The American Red Cross was officially incorporated on this day, with Barton as its president.

Clara Barton said, "I may be compelled to face danger, but never fear it, and while our soldiers can stand and fight, I can stand and feed and nurse them."

And she said, "The door that nobody else will go in at, seems always to swing open widely for me."

She also said, "Everybody's business is nobody's business, and nobody's business is my business."

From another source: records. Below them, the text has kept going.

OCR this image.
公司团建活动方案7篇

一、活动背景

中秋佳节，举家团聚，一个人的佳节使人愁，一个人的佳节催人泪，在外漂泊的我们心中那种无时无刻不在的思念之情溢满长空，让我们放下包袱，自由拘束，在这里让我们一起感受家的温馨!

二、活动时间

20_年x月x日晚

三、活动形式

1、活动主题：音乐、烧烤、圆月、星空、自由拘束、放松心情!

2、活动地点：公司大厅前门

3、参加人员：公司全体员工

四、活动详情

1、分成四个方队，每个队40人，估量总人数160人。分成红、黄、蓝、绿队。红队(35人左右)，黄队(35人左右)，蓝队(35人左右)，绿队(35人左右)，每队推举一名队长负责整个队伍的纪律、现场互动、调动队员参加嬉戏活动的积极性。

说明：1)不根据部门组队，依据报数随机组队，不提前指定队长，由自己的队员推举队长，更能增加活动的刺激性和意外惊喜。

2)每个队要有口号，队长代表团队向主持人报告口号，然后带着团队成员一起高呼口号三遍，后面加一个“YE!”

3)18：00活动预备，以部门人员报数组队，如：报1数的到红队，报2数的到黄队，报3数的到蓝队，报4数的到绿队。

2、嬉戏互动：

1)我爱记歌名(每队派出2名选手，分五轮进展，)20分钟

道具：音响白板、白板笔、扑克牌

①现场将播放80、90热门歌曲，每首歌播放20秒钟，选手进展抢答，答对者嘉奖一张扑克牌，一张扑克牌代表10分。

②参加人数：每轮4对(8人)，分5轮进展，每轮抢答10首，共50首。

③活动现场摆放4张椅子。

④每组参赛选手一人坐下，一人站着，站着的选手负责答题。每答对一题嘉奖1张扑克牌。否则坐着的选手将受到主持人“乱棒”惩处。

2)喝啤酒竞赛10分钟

It's the birthday of poet Alexander Pope (books by this author), born in London (1688). Shortly after Pope was born, the country erupted into anti-Catholic sentiment, so his family left London for the countryside, where they felt they would be safer. As a Catholic, Pope was not allowed to attend public school. His aunt taught him to read, and a priest taught him Latin and Greek. He was eight years old when he first fell in love with the works of Homer. He told a friend: "In a few years I had dipped into a great number of the English, French, Italian, Latin, and Greek poets. This I did without any design but that of pleasing myself [...] I followed everywhere as my fancy led me, and it was like a boy gathering flowers in the woods and the fields just as they fall in his way. These five or six years I still look upon as the happiest part of my life."

When Pope was 12 years old, he developed tuberculosis, which affected his bones and stunted his growth. He was hunchbacked, and he never grew above 4'6". Since Pope published satires, he made plenty of enemies, and they often mocked his appearance as much as his ideas.

The criticism didn't stop Pope, who went on to write many satirical poems, including The Rape of the Lock (1712), a mock epic about the theft of a noblewoman's lock of hair. Although not many of his poems are read today, Pope is one of the most quoted writers in the English language.

He said, "To err is human; to forgive, divine."

And, "Fools rush in where angels fear to tread."

And, "Be not the first by whom the new are tried, Nor yet the last to lay the old aside."